The aforementioned legal questions surrounding the technology also remain unresolved. One class action lawsuit claims that GitHub’s code-generating system, Copilot, regurgitates portions of licensed code without providing credit, which could have implications for art-generating AI systems and those who use art created by them. In an unrelated case, the US Copyright Office recently ended copyright protection for a comic book created with generative AI after it was initially granted, saying only works created by humans are entitled to protection.
However, Agarwal isn’t worried – or if he is, he won’t show it.

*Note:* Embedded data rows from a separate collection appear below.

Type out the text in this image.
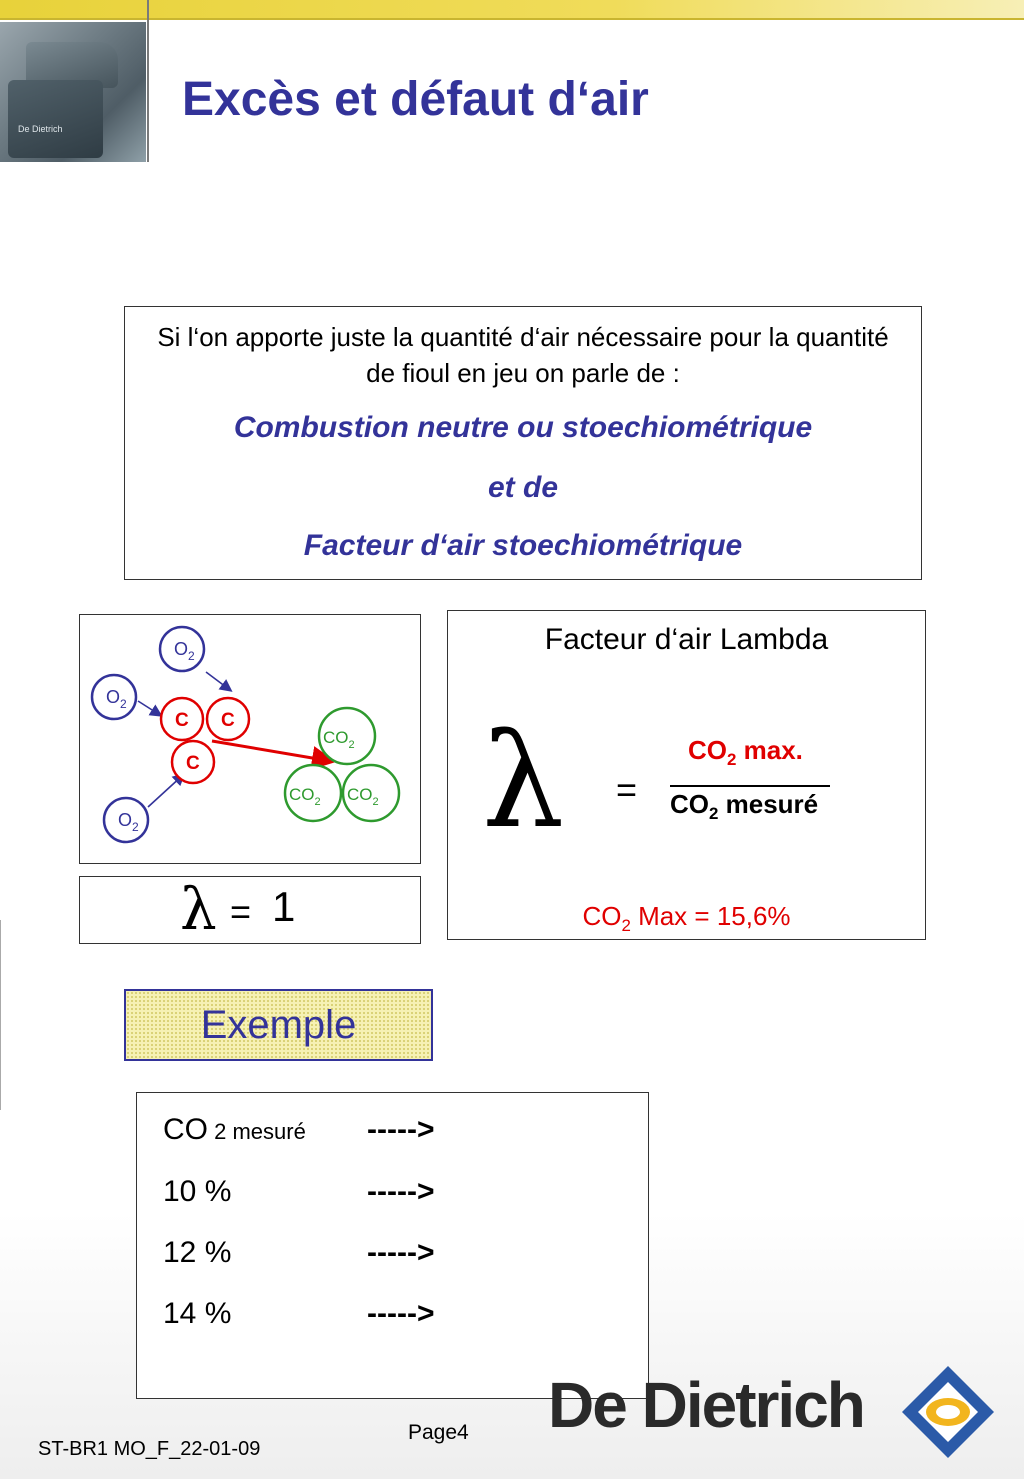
De Dietrich
Excès et défaut d‘air
Si l‘on apporte juste la quantité d‘air nécessaire pour la quantité de fioul en jeu on parle de :
Combustion neutre ou stoechiométrique
et de
Facteur d‘air stoechiométrique
$O_2$
$O_2$
$O_2$
C C
C
$CO_2$
$CO_2$ $CO_2$
λ = 1
Facteur d‘air Lambda
λ =
$CO_2$ max.
$CO_2$ mesuré
$CO_2$ Max = 15,6%
Exemple
CO 2 mesuré ----->
10 %	----->
12 %	----->
14 %	----->
De Dietrich
Page4
ST-BR1 MO_F_22-01-09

“Generative AI is heavily criticized by makers and seen as ‘anti-creator’ as many companies in this industry want to replace makers with automated systems. However, Poly’s focus has always been to give makers easier access to design resources,” said Agarwal. “Building on the current momentum, Poly plans to continue its relentless focus on its own generative AI innovation, model training and product development to support more types of design assets and be embedded in designers’ day-to-day workflows.”
Poly currently has three employees and plans to double the team in the next six to 12 months.